Wednesday, July 31, 2013

Primitive CTs: Simple & Pure

Primitive is in. It has an allure all its own.
     Many CTs are primitive. Some are very old; others come from rural parishes where the elders had to make do. Primitive typically means handcrafted with makeshift tools. As such, they were made, one at a time, with an awkward pair of hands. As collectors, we like this.
     Primitive CTs are as charming as they are mystifying. Unadorned, simple CTs are all about meeting a need: they were expedient. A token was needed, and so they were made with whatever tools were handy. Personally, I think CTs made this way have a purity all their own. And remember, the parishioners valued them for what they signified, not by what they looked like.
     So how do we define primitive? A good start is to consider the small molded bits of lead with one or two letters stamped upon them. Many parishes used a simple one or two letter design in the old days, so we have many to choose from. Looking at Burzinski, we can find CTs like this starting with every letter of the alphabet -- all of them incuse of course -- except for Q, X & Z. Laid on a table, they would resemble a Scrabble set. 
     Most often, the letters represent the name of the parish. The first letter would suffice, but sometimes the first two letters or the first and last letters of the parish were used. But many early pieces have only the minister's initials on them. In the latter case, the minister was able to take his CTs with him when he was called elsewhere.
The CT from Bolton is primitive, but
it does have two letters for the parish
and a K on the reverse for the Kirk.
It is a small rectangle at 14x11mm,
and each one of them is different.
     Consider the token from Bolton in East Lothian (BK123). We would be hard-pressed to find another token that is more primitive. Well, maybe a blank one. And of course, do not forget the Canadian and American series, there are many primitive tokens therein. But I digress, so back to Bolton.
     This rude little rectangle has obviously been shaped by inexpert hands. Bits like this make me wonder if several of the elders made it. Just imagine: pious men cutting molds and shaping the punches for the letters. It was serious business. Each token has to be accounted for.
     Did they use some implement lying at the bottom of a wheelwright's chest to make the letters? It looks as if a single circle punch was used, as the center circles (the doughnut holes, if you will) are all of similar size. But then, how did they make the upright of the B? There are many questions to ponder.
     Fortunately in this case, we may have an answer. Or part of an answer. The specimen pictured came from an old collection in Scotland. The note accompanying this piece states that it was acquired from the Haddington Presbytery collection, and that it was "made by ministers."

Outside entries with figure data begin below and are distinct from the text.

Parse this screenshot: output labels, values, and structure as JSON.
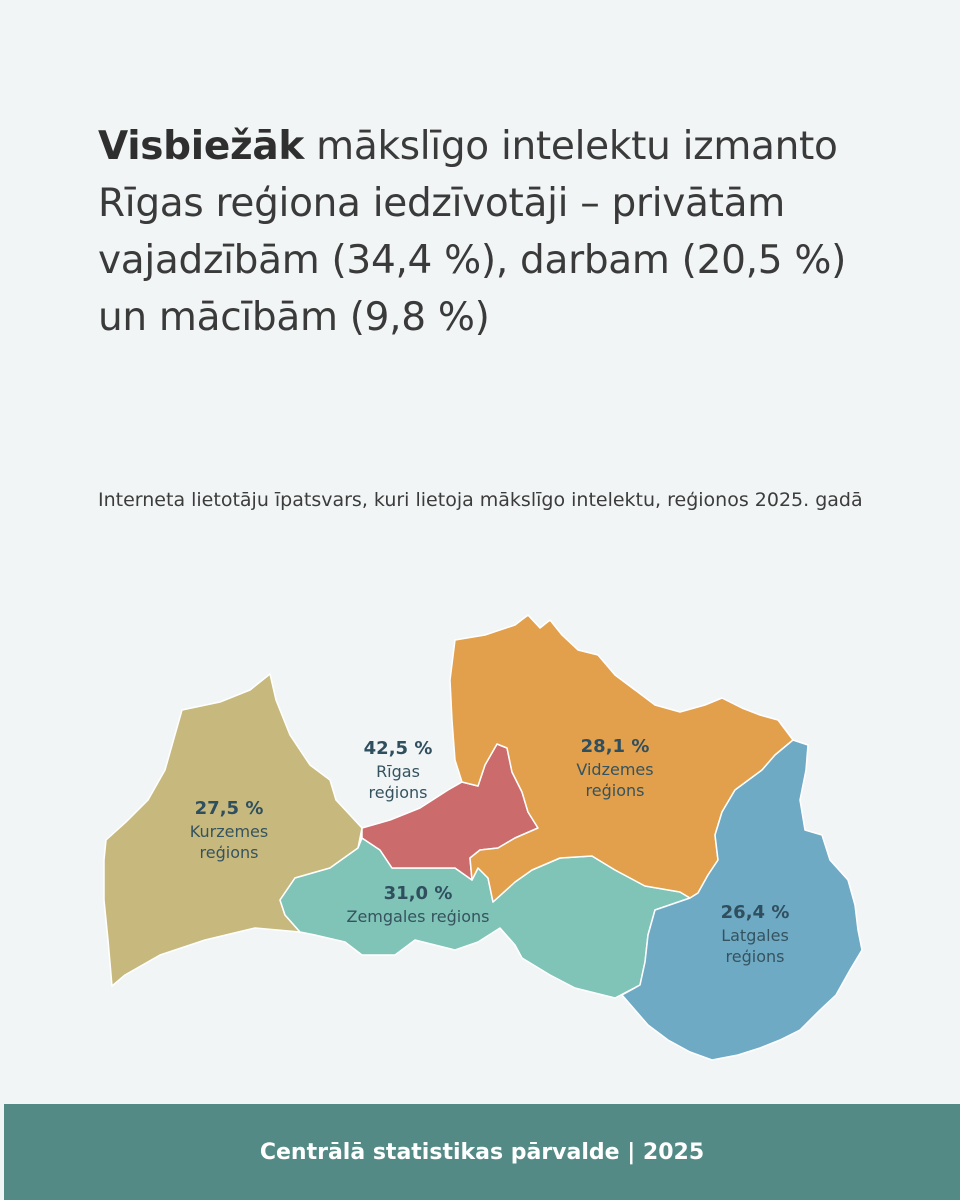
{
  "headline": {
    "bold": "Visbiežāk",
    "rest": " mākslīgo intelektu izmanto Rīgas reģiona iedzīvotāji – privātām vajadzībām (34,4 %), darbam (20,5 %) un mācībām (9,8 %)"
  },
  "subtitle": "Interneta lietotāju īpatsvars, kuri lietoja mākslīgo intelektu, reģionos 2025. gadā",
  "regions": [
    {
      "id": "kurzemes",
      "value": "27,5 %",
      "label_line1": "Kurzemes",
      "label_line2": "reģions",
      "color": "#c7b97d"
    },
    {
      "id": "rigas",
      "value": "42,5 %",
      "label_line1": "Rīgas",
      "label_line2": "reģions",
      "color": "#cc6b6b"
    },
    {
      "id": "vidzemes",
      "value": "28,1 %",
      "label_line1": "Vidzemes",
      "label_line2": "reģions",
      "color": "#e29f4c"
    },
    {
      "id": "zemgales",
      "value": "31,0 %",
      "label_line1": "Zemgales reģions",
      "label_line2": "",
      "color": "#80c3b7"
    },
    {
      "id": "latgales",
      "value": "26,4 %",
      "label_line1": "Latgales",
      "label_line2": "reģions",
      "color": "#6faac5"
    }
  ],
  "footer": "Centrālā statistikas pārvalde | 2025",
  "colors": {
    "background": "#f1f5f6",
    "footer_bg": "#548a86",
    "label_text": "#2f4e5e"
  }
}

     Bolton has always been a small village, but it had a church dating back to 1240. A new church was built in 1809. It was an imposing Gothic structure designed to sit about 300 parishioners. And so we wonder: when was this primitive token used? It most likely was used in the old church, as the token is considered to be an eighteenth century piece. After all, it is included in Brook. If it is from the late 1700s, how many were made? Less than 300?
     I think less. And fewer than that survived. And here I am -- an ocean away -- holding one in my palm and contemplating it. How cool is that?